The thesis statement of an essay establishes its purpose, content, and tone. When you are writing a persuasive essay, your purpose is to convince some people to do, to think, or to believe something, right? Since the working thesis is for you alone (your readers don't see the working version) and you already know what action you want your readers to take on your issue, all you really need to do in your working thesis is indicate who your target audience is. Perhaps some examples might help.
This morning at 6 when I started work, kids in this area were getting ready to go stand in the dark in temperatures below 20 degrees to wait for the school bus. The reason they are shivering in the dark is that Congress mandated daylight savings time start on March 13 this year to save energy.
If I thought that is a dumb law (which I do), I might write an essay about daylight savings time. I could prepare a working thesis like one of these:
- Daylight savings time creates hardships for students.
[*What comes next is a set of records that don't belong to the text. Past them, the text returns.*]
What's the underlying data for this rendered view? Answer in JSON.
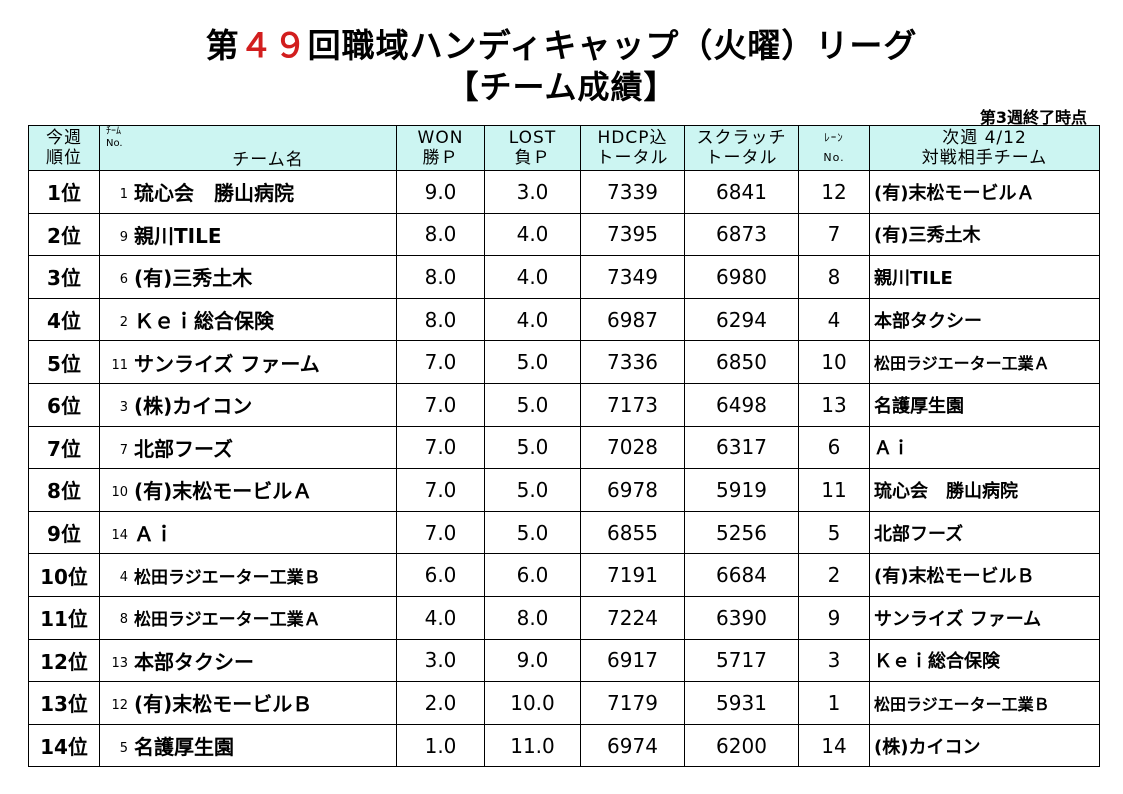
{
  "title": {
    "prefix": "第",
    "number": "４９",
    "suffix": "回職域ハンディキャップ（火曜）リーグ",
    "subtitle": "【チーム成績】"
  },
  "status": "第3週終了時点",
  "headers": {
    "rank": [
      "今週",
      "順位"
    ],
    "team_no": [
      "ﾁｰﾑ",
      "No."
    ],
    "team_name": "チーム名",
    "won": [
      "WON",
      "勝Ｐ"
    ],
    "lost": [
      "LOST",
      "負Ｐ"
    ],
    "hdcp": [
      "HDCP込",
      "トータル"
    ],
    "scratch": [
      "スクラッチ",
      "トータル"
    ],
    "lane": [
      "ﾚｰﾝ",
      "No."
    ],
    "next": [
      "次週 4/12",
      "対戦相手チーム"
    ]
  },
  "rows": [
    {
      "rank": "1位",
      "no": "1",
      "team": "琉心会　勝山病院",
      "won": "9.0",
      "lost": "3.0",
      "hdcp": "7339",
      "scratch": "6841",
      "lane": "12",
      "opponent": "(有)末松モービルＡ"
    },
    {
      "rank": "2位",
      "no": "9",
      "team": "親川TILE",
      "won": "8.0",
      "lost": "4.0",
      "hdcp": "7395",
      "scratch": "6873",
      "lane": "7",
      "opponent": "(有)三秀土木"
    },
    {
      "rank": "3位",
      "no": "6",
      "team": "(有)三秀土木",
      "won": "8.0",
      "lost": "4.0",
      "hdcp": "7349",
      "scratch": "6980",
      "lane": "8",
      "opponent": "親川TILE"
    },
    {
      "rank": "4位",
      "no": "2",
      "team": "Ｋｅｉ総合保険",
      "won": "8.0",
      "lost": "4.0",
      "hdcp": "6987",
      "scratch": "6294",
      "lane": "4",
      "opponent": "本部タクシー"
    },
    {
      "rank": "5位",
      "no": "11",
      "team": "サンライズ ファーム",
      "won": "7.0",
      "lost": "5.0",
      "hdcp": "7336",
      "scratch": "6850",
      "lane": "10",
      "opponent": "松田ラジエーター工業Ａ"
    },
    {
      "rank": "6位",
      "no": "3",
      "team": "(株)カイコン",
      "won": "7.0",
      "lost": "5.0",
      "hdcp": "7173",
      "scratch": "6498",
      "lane": "13",
      "opponent": "名護厚生園"
    },
    {
      "rank": "7位",
      "no": "7",
      "team": "北部フーズ",
      "won": "7.0",
      "lost": "5.0",
      "hdcp": "7028",
      "scratch": "6317",
      "lane": "6",
      "opponent": "Ａｉ"
    },
    {
      "rank": "8位",
      "no": "10",
      "team": "(有)末松モービルＡ",
      "won": "7.0",
      "lost": "5.0",
      "hdcp": "6978",
      "scratch": "5919",
      "lane": "11",
      "opponent": "琉心会　勝山病院"
    },
    {
      "rank": "9位",
      "no": "14",
      "team": "Ａｉ",
      "won": "7.0",
      "lost": "5.0",
      "hdcp": "6855",
      "scratch": "5256",
      "lane": "5",
      "opponent": "北部フーズ"
    },
    {
      "rank": "10位",
      "no": "4",
      "team": "松田ラジエーター工業Ｂ",
      "won": "6.0",
      "lost": "6.0",
      "hdcp": "7191",
      "scratch": "6684",
      "lane": "2",
      "opponent": "(有)末松モービルＢ"
    },
    {
      "rank": "11位",
      "no": "8",
      "team": "松田ラジエーター工業Ａ",
      "won": "4.0",
      "lost": "8.0",
      "hdcp": "7224",
      "scratch": "6390",
      "lane": "9",
      "opponent": "サンライズ ファーム"
    },
    {
      "rank": "12位",
      "no": "13",
      "team": "本部タクシー",
      "won": "3.0",
      "lost": "9.0",
      "hdcp": "6917",
      "scratch": "5717",
      "lane": "3",
      "opponent": "Ｋｅｉ総合保険"
    },
    {
      "rank": "13位",
      "no": "12",
      "team": "(有)末松モービルＢ",
      "won": "2.0",
      "lost": "10.0",
      "hdcp": "7179",
      "scratch": "5931",
      "lane": "1",
      "opponent": "松田ラジエーター工業Ｂ"
    },
    {
      "rank": "14位",
      "no": "5",
      "team": "名護厚生園",
      "won": "1.0",
      "lost": "11.0",
      "hdcp": "6974",
      "scratch": "6200",
      "lane": "14",
      "opponent": "(株)カイコン"
    }
  ],
  "colors": {
    "header_bg": "#ccf5f2",
    "title_number": "#d21e1e"
  }
}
- Daylight savings time does not save energy.
- Daylight savings time should not begin earlier than May 1.
Of those working thesis statements, numbers 1 and 2 suggest a straightforward thesis-and-support essay. People might be convinced that your thesis is true, but unless a reader happens to chair the Joint Committee on Stupid Legislation, there's no reason to think a persuaded reader will do anything.
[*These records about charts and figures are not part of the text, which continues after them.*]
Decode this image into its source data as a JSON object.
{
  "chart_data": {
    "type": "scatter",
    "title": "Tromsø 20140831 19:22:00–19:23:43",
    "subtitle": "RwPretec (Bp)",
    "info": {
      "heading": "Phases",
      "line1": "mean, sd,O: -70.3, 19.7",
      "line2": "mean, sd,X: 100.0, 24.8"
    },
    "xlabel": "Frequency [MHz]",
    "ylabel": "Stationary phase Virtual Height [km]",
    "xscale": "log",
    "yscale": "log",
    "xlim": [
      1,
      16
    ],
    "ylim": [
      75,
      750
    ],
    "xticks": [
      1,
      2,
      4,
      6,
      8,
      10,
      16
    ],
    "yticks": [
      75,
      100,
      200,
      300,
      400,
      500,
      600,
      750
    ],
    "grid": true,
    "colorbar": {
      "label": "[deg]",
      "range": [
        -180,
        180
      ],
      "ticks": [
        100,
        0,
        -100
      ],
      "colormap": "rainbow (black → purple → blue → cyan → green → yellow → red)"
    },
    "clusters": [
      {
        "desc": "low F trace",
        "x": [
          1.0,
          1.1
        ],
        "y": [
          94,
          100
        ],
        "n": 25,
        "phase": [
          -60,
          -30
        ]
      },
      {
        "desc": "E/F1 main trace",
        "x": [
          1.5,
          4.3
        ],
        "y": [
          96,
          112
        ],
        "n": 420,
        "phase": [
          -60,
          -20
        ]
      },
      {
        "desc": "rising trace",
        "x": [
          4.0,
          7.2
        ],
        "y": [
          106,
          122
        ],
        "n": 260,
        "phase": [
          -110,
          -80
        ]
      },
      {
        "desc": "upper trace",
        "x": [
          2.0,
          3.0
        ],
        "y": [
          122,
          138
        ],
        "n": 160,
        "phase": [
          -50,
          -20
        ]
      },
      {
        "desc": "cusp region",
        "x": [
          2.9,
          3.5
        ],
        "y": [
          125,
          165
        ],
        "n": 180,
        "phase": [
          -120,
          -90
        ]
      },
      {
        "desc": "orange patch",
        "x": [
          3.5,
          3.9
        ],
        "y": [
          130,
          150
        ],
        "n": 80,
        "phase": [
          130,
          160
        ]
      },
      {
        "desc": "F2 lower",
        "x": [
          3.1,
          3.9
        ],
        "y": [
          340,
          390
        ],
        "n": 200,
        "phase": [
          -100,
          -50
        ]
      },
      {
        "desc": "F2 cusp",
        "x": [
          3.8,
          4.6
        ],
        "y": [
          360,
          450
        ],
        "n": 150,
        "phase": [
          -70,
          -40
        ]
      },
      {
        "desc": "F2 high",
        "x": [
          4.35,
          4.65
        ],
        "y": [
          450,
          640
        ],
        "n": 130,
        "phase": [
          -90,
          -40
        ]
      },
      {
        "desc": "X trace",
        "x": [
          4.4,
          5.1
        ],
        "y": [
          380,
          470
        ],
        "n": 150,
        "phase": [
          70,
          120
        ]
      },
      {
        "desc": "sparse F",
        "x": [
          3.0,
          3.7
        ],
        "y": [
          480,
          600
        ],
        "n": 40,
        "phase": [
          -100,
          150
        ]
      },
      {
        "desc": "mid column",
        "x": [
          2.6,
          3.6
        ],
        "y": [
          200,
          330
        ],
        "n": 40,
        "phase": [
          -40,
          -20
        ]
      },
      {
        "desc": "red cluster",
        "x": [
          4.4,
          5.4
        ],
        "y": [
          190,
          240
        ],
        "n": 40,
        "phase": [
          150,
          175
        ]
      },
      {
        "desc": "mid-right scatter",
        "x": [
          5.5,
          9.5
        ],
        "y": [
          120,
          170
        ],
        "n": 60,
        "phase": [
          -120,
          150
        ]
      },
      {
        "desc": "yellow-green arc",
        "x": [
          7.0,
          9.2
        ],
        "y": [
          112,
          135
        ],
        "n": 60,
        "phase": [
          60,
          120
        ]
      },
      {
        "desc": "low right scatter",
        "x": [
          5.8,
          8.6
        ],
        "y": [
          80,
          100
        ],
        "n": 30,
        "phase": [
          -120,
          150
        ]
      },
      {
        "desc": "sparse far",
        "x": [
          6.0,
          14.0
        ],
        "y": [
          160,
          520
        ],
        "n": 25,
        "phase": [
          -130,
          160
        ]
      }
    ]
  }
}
Number 3, however, is somewhat different. It suggests that somebody ought to take action, but it doesn't say who that somebody is. We could modify that third statement to specify
who needs to change the daylight savings time date. That would give a working thesis statement like this: Congress should not set daylight savings time to begin earlier than May 1. You might not see that as a call to action because it does not specify what precisely what you want Representative Bill Mangler to do. It does, however, indicate
who needs to take action to achieve the outcome you want.
When I plan the essay, I use a
writing skeleton™ that
links the thesis to a reason statement. Since the thesis statement implies the call to action, a topic sentence automatically implys it as well.
Again, remember that we're just talking here about
planning the essay. When you compose the essay, you don't need to put the thesis statement or the topic sentences into the essay word-for-word as you wrote them in your plan. The plan is just to help you keep on track.
Thanks for sharing your questions, Kim. It is exciting to see a student as young as you developing good writing intuitions. My hat is off to your teachers.